Essex Partnership University Trust (EPUT), the healthcare provider responsible for the delivery of medical services at HMP Chelmsford, were aware that Thoko had HIV throughout both his periods of imprisonment. The inquest found that five separate failings had played a part in Thoko’s death. The failures identified by the jury included a failure to provide antiretroviral medication to Thoko during both periods of imprisonment, a failure to refer Thoko to an HIV clinic during both periods of imprisonment, and other systemic failings.
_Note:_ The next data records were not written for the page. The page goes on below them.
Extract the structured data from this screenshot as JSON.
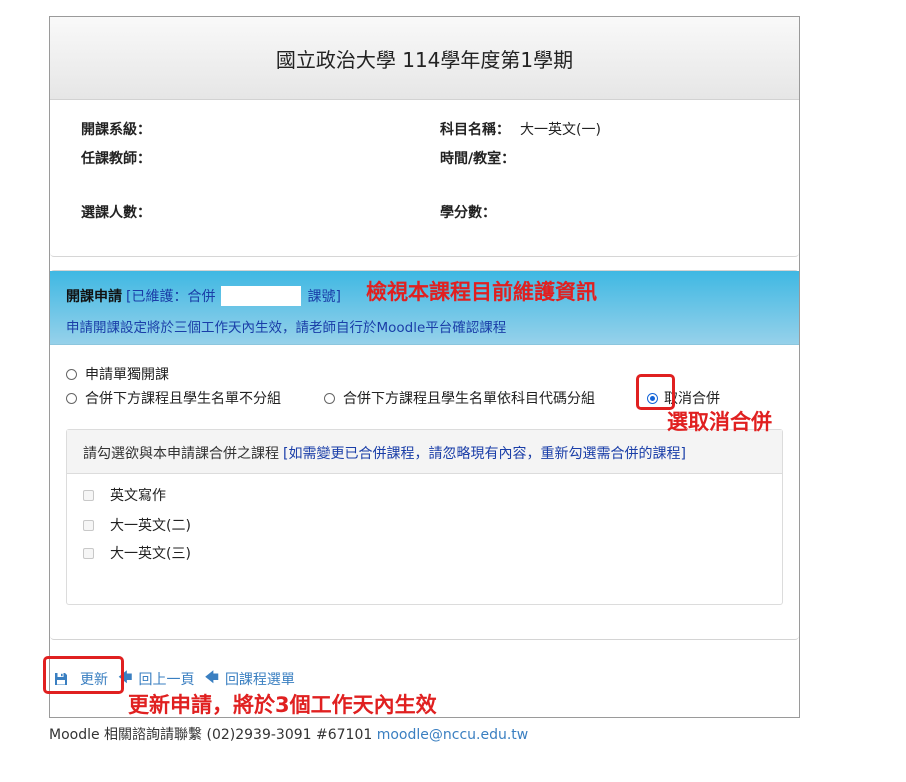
{
  "header": {
    "title": "國立政治大學 114學年度第1學期"
  },
  "course_info": {
    "department_label": "開課系級：",
    "course_name_label": "科目名稱：",
    "course_name_value": "大一英文(一)",
    "teacher_label": "任課教師：",
    "time_room_label": "時間/教室：",
    "enrollment_label": "選課人數：",
    "credits_label": "學分數："
  },
  "apply": {
    "title": "開課申請",
    "maintained_prefix": "[已維護：合併",
    "maintained_suffix": "課號]",
    "notice": "申請開課設定將於三個工作天內生效，請老師自行於Moodle平台確認課程",
    "options": [
      {
        "label": "申請單獨開課",
        "checked": false
      },
      {
        "label": "合併下方課程且學生名單不分組",
        "checked": false
      },
      {
        "label": "合併下方課程且學生名單依科目代碼分組",
        "checked": false
      },
      {
        "label": "取消合併",
        "checked": true
      }
    ]
  },
  "merge": {
    "heading": "請勾選欲與本申請課合併之課程",
    "hint": "[如需變更已合併課程，請忽略現有內容，重新勾選需合併的課程]",
    "courses": [
      "英文寫作",
      "大一英文(二)",
      "大一英文(三)"
    ]
  },
  "actions": {
    "update_label": "更新",
    "back_label": "回上一頁",
    "menu_label": "回課程選單"
  },
  "annotations": {
    "view_info": "檢視本課程目前維護資訊",
    "select_cancel": "選取消合併",
    "update_note": "更新申請，將於3個工作天內生效"
  },
  "footer": {
    "text": "Moodle 相關諮詢請聯繫 (02)2939-3091 #67101",
    "email": "moodle@nccu.edu.tw"
  },
  "colors": {
    "accent_blue": "#3fb8e3",
    "link": "#3a7fc1",
    "annotation_red": "#e02020",
    "radio_selected": "#1565d8"
  }
}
The jury also concluded that each of those five areas of failing amounted to neglect; a gross failure to provide basic medical attention to Thoko, who was in a dependent position, had caused his death.
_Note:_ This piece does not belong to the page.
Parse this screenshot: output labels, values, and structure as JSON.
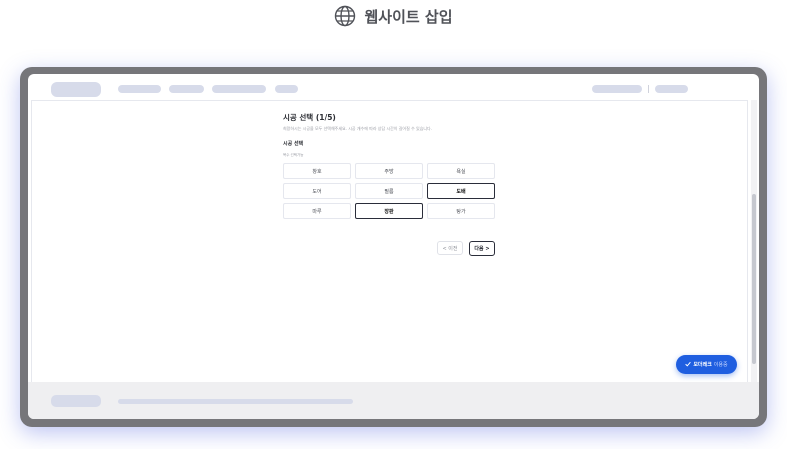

In a report issued following Thoko’s death, the Prison and Probation Ombudsman found that ‘this is a case in which a young man died a preventable death as a result of what I can only describe as neglect by healthcare staff, and whose mother was then treated with gross insensitivity by prison staff.’ During the inquest, evidence emerged that arrangements were not put in place as quickly as they should have been to ensure that Beauty Shiri, Thoko’s mother, could see her son before his condition deteriorated. By the time Thoko’s mother was allowed to see her son, Thoko was already in an induced coma, which he remained in until his death. The inquest heard that, whilst in an induced coma, the prison restrained him unnecessarily with handcuffs.
‘Thoko was a young man, who was dependent on EPUT to provide basic medical care that would have saved his life,’ said Maya Grantham from the law firm Leigh Day, who represented Beauty Shiri during the inquest. ‘However, despite knowing Thoko had HIV, that basic medical care was not provided by EPUT to Thoko during two separate periods of imprisonment,’ added Grantham. ‘The circumstances of Thoko’s preventable death must never be repeated, and it is hoped that this inquest investigation has shone a light onto those circumstances to ensure that will be the case.’
Thoko’s case has prompted renewed scrutiny of the quality of prison healthcare services across England and Wales. Selen Cavcav, a senior caseworker at the legal charity INQUEST, said: ‘This is a very disturbing case which raises serious issues around the failure to provide basic health care to a young black man. This is not the first neglect conclusion against this prison nor is it the first neglect conclusion involving EPUT whose actions are already a subject to an independent inquiry.’
‘It’s only through proper culture change and corporate accountability that further deaths can be prevented.’